The purchase locates the business school near the USF Performing Arts Center at 431 W. Berry St. The university purchased the former Scottish Rite Center in January as a performance hall and as a location for its Media Entrepreneurship Training in the Arts (META) program.
But see, here’s more information and a little more background in the very next paragraph.
“Locating the school of business near the USF Performing Arts Center supports the META program’s downtown momentum,” said Sister M. Elise Kriss, university president. “Since META intersects with business courses, locating the study centers near one another creates convenience for our students while partnering with the city to draw visitors to an enhanced downtown. The move also provides more space for the business school’s other programs and opens up main campus space for the School of Arts and Sciences.”
Ah, the obligatory quote from the president, leader, or spokesperson. This one would actually be worth printing since, to the credit of Sister Elise and the press release writer, it gives more of the logistics and the “why.” However, it could also be cut without leaving any gaping factual holes.
The chamber building has been for sale since 2010. The chamber is expected to remain in the building through the spring of 2013 while a search is undertaken for new office space in the downtown area.
Here we have a bit more background and timeframe for what is going to happen.
“We certainly appreciate the historical significance of the Chamber building in so many of Fort Wayne’s business dealings over the past 84 years,” said Chamber President and CEO Mike Landram. “Selling the building to the University of Saint Francis is the best and highest use of the building in service to the business community. We couldn’t be happier with this arrangement. We’ve been preparing for this day for quite some time. It’s now time to evaluate available spaces within the downtown area that will allow us best serve chamber members.” Questions regarding the sale of the building can be directed to Landram at 260.424.1435 or firstname.lastname@example.org.
There is nothing at all wrong with this quote; it’s full of goodwill and forward thinking. If the editor or whoever has space to fill, it can legitimately be included. If not, it can legitimately be cut. The last sentence about where to direct questions about the sale of the building might be left in if the editor feels it is relevant (say, in a business or real estate publication). I would have made it a separate paragraph since it’s not part of the quote.
The Greater Fort Wayne Chamber of Commerce is a non-profit organization with a membership of 1,700 northeast Indiana businesses. It supports economic growth through member business resources and facilitating strategic connections across business, education and government.
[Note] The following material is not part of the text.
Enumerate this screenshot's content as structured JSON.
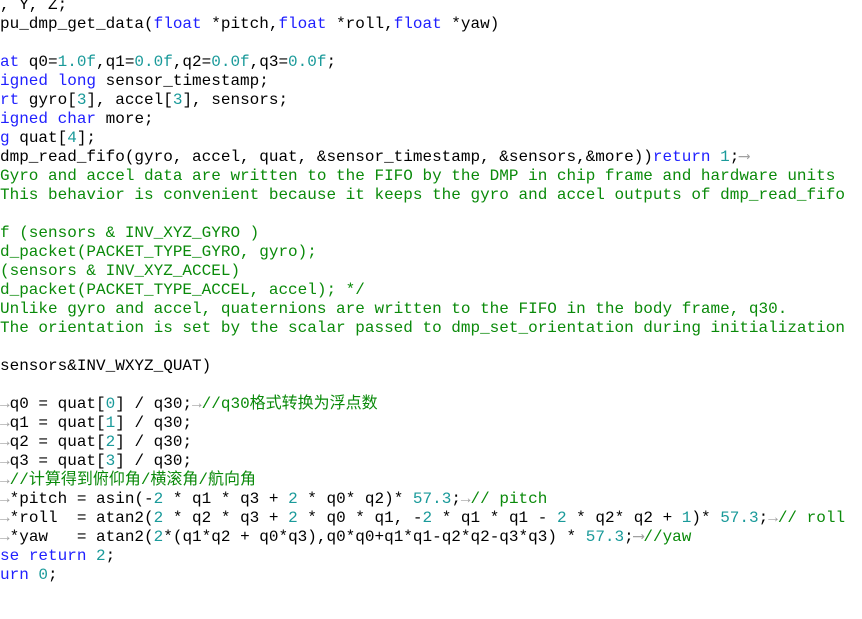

The University of Saint Francis, founded in 1890 as a comprehensive university in the Catholic Franciscan tradition, offers more than 60 undergraduate and 14 graduate programs in five schools: The School of Health Sciences, School of Arts and Sciences, Keith Busse School of Business and Entrepreneurial Leadership, School of Professional Studies and School of Creative Arts. It enrolls more than 2,300 students from a broad geographic region. The university has a regional campus in Crown Point, Ind.
These are the official descriptions that go at the bottom of every press release and rarely, if ever, make it into print. But if you have to include them at your end, you have to include them. We get that.
As I said earlier, good photos are welcome — either attached or available on request.
Keep it simple, get to the point, and get it right. You’ll create a much more abundant flow of information between your organization and the people you want to reach.